- Location: 32°06′29″N 35°09′49″E﻿ / ﻿32.10806°N 35.16361°E Ariel, West Bank
- Date: 27 October 2002; 23 years ago c. 11:30 am (UTC+2)
- Attack type: Suicide bombing
- Weapon: Suicide vest
- Deaths: 3 soldiers (+1 bomber)
- Injured: ≈18 (mostly soldiers)
- Perpetrators: Hamas claimed responsibility

= Sonol gas station bombing =

Attack on a petrol station near a West Bank settlement, 27 October 2002

The Sonol gas station bombing was a double suicide bombing attack which occurred on 27 October 2002, near a Sonol gas station located at the entrance to Ariel, an Israeli settlement city in the West Bank. Three people were killed in the attack and approximately 18 people were injured. All of the fatalities were IDF reservists. Hamas claimed responsibility for the attack.

==The attack==
On Sunday, 27 October 2002, around 11:30 am, a young Palestinian suicide bomber approached a gas station cafeteria at the entrance to Ariel. The gas station cafeteria was full of Israeli soldiers who were waiting for their bus.

As the suicide bomber approached the gas station, a worker at the nearby cafeteria spotted him and informed her boss that the man looked suspicious. The owner of the cafeteria Menachem Gilboa and an attendant at the gas station approached the suspect, identified him as a terrorist, wrestled him to the floor and held his arms, thus preventing him from detonating his explosive device. By doing so Gilboa noticed that the suspect was wearing an explosives belt underneath his shirt. The two screamed for help and subsequently three soldiers ran towards them to assist them subdue the terrorist.

The three soldiers who tried to subdue the bomber were killed in the explosion. 20 people additional people were injured in the explosion, one of them seriously.

As a result of the explosion, a small fire broke out at the gas station, which was later on quickly put out by the firefighters.

The Islamist militant organization Hamas claimed responsibility for the attack.

== Israeli retaliation ==
A few hours after the attack Israel sent military troops into northern West Bank to the town of Jenin to capture militants associated with the attack.
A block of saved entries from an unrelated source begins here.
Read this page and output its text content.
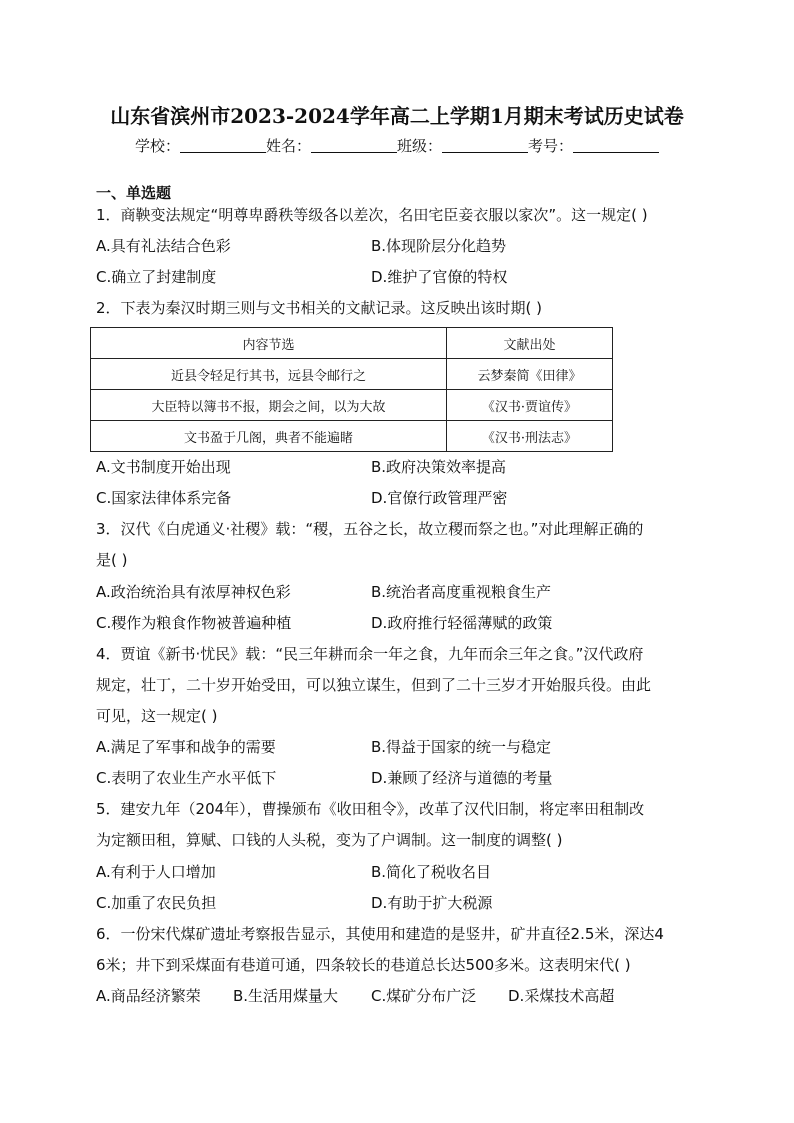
山东省滨州市2023-2024学年高二上学期1月期末考试历史试卷
学校：	姓名：	班级：	考号：
一、单选题
1．商鞅变法规定“明尊卑爵秩等级各以差次，名田宅臣妾衣服以家次”。这一规定( )
A.具有礼法结合色彩	B.体现阶层分化趋势
C.确立了封建制度	D.维护了官僚的特权
2．下表为秦汉时期三则与文书相关的文献记录。这反映出该时期( )
内容节选	文献出处
近县令轻足行其书，远县令邮行之	云梦秦简《田律》
大臣特以簿书不报，期会之间，以为大故	《汉书·贾谊传》
文书盈于几阁，典者不能遍睹	《汉书·刑法志》
A.文书制度开始出现	B.政府决策效率提高
C.国家法律体系完备	D.官僚行政管理严密
3．汉代《白虎通义·社稷》载：“稷，五谷之长，故立稷而祭之也。”对此理解正确的
是( )
A.政治统治具有浓厚神权色彩	B.统治者高度重视粮食生产
C.稷作为粮食作物被普遍种植	D.政府推行轻徭薄赋的政策
4．贾谊《新书·忧民》载：“民三年耕而余一年之食，九年而余三年之食。”汉代政府
规定，壮丁，二十岁开始受田，可以独立谋生，但到了二十三岁才开始服兵役。由此
可见，这一规定( )
A.满足了军事和战争的需要	B.得益于国家的统一与稳定
C.表明了农业生产水平低下	D.兼顾了经济与道德的考量
5．建安九年（204年），曹操颁布《收田租令》，改革了汉代旧制，将定率田租制改
为定额田租，算赋、口钱的人头税，变为了户调制。这一制度的调整( )
A.有利于人口增加	B.简化了税收名目
C.加重了农民负担	D.有助于扩大税源
6．一份宋代煤矿遗址考察报告显示，其使用和建造的是竖井，矿井直径2.5米，深达4
6米；井下到采煤面有巷道可通，四条较长的巷道总长达500多米。这表明宋代( )
A.商品经济繁荣 B.生活用煤量大 C.煤矿分布广泛 D.采煤技术高超
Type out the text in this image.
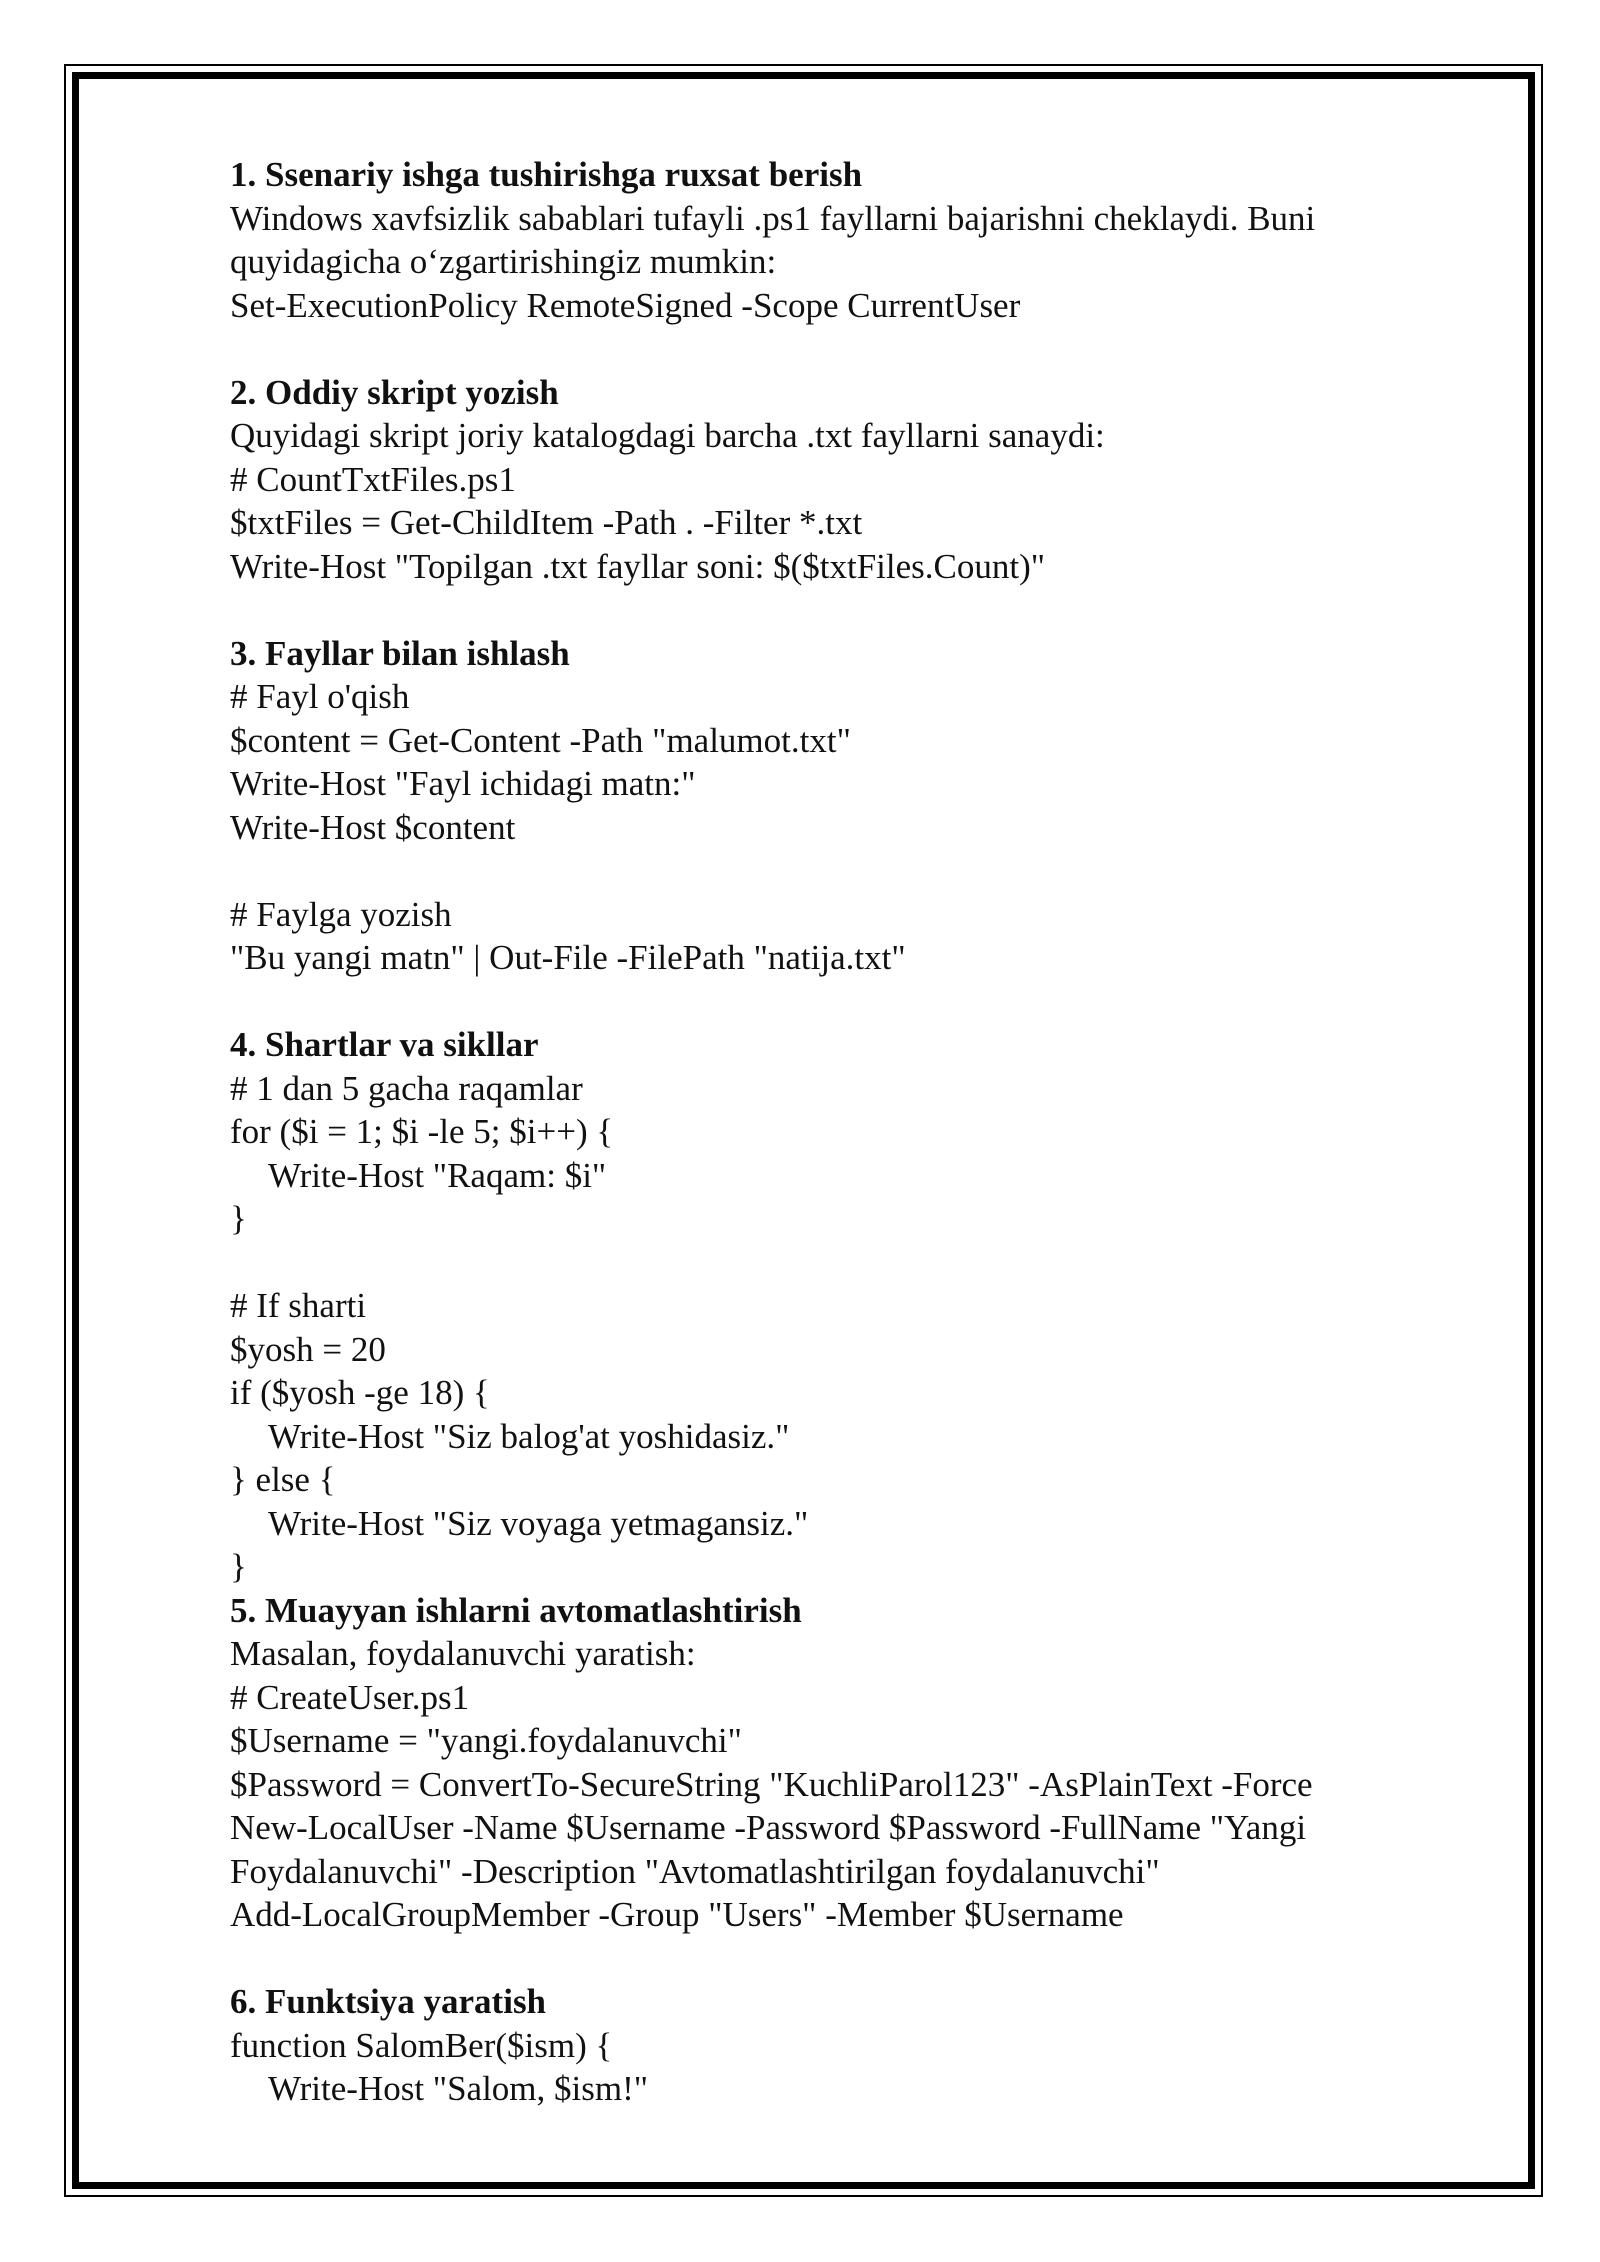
1. Ssenariy ishga tushirishga ruxsat berish
Windows xavfsizlik sabablari tufayli .ps1 fayllarni bajarishni cheklaydi. Buni
quyidagicha o‘zgartirishingiz mumkin:
Set-ExecutionPolicy RemoteSigned -Scope CurrentUser
2. Oddiy skript yozish
Quyidagi skript joriy katalogdagi barcha .txt fayllarni sanaydi:
# CountTxtFiles.ps1
$txtFiles = Get-ChildItem -Path . -Filter *.txt
Write-Host "Topilgan .txt fayllar soni: $($txtFiles.Count)"
3. Fayllar bilan ishlash
# Fayl o'qish
$content = Get-Content -Path "malumot.txt"
Write-Host "Fayl ichidagi matn:"
Write-Host $content
# Faylga yozish
"Bu yangi matn" | Out-File -FilePath "natija.txt"
4. Shartlar va sikllar
# 1 dan 5 gacha raqamlar
for ($i = 1; $i -le 5; $i++) {
Write-Host "Raqam: $i"
}
# If sharti
$yosh = 20
if ($yosh -ge 18) {
Write-Host "Siz balog'at yoshidasiz."
} else {
Write-Host "Siz voyaga yetmagansiz."
}
5. Muayyan ishlarni avtomatlashtirish
Masalan, foydalanuvchi yaratish:
# CreateUser.ps1
$Username = "yangi.foydalanuvchi"
$Password = ConvertTo-SecureString "KuchliParol123" -AsPlainText -Force
New-LocalUser -Name $Username -Password $Password -FullName "Yangi
Foydalanuvchi" -Description "Avtomatlashtirilgan foydalanuvchi"
Add-LocalGroupMember -Group "Users" -Member $Username
6. Funktsiya yaratish
function SalomBer($ism) {
Write-Host "Salom, $ism!"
During the operation the Israeli military force was caught in an exchange of fire with the militia forces who refused to turn themselves in. Three members of the al-Aqsa Martyrs' Brigades were killed during the exchange of fire. Two Israeli soldiers were injured in the incident.

==Official reactions==
- Involved parties

Palestinian territories:
- Palestinian National Authority – PNA officials condemned the attack and stated that its security forces are unable to act against Palestinian militant groups because Israeli troops have taken over most cities in the West Bank.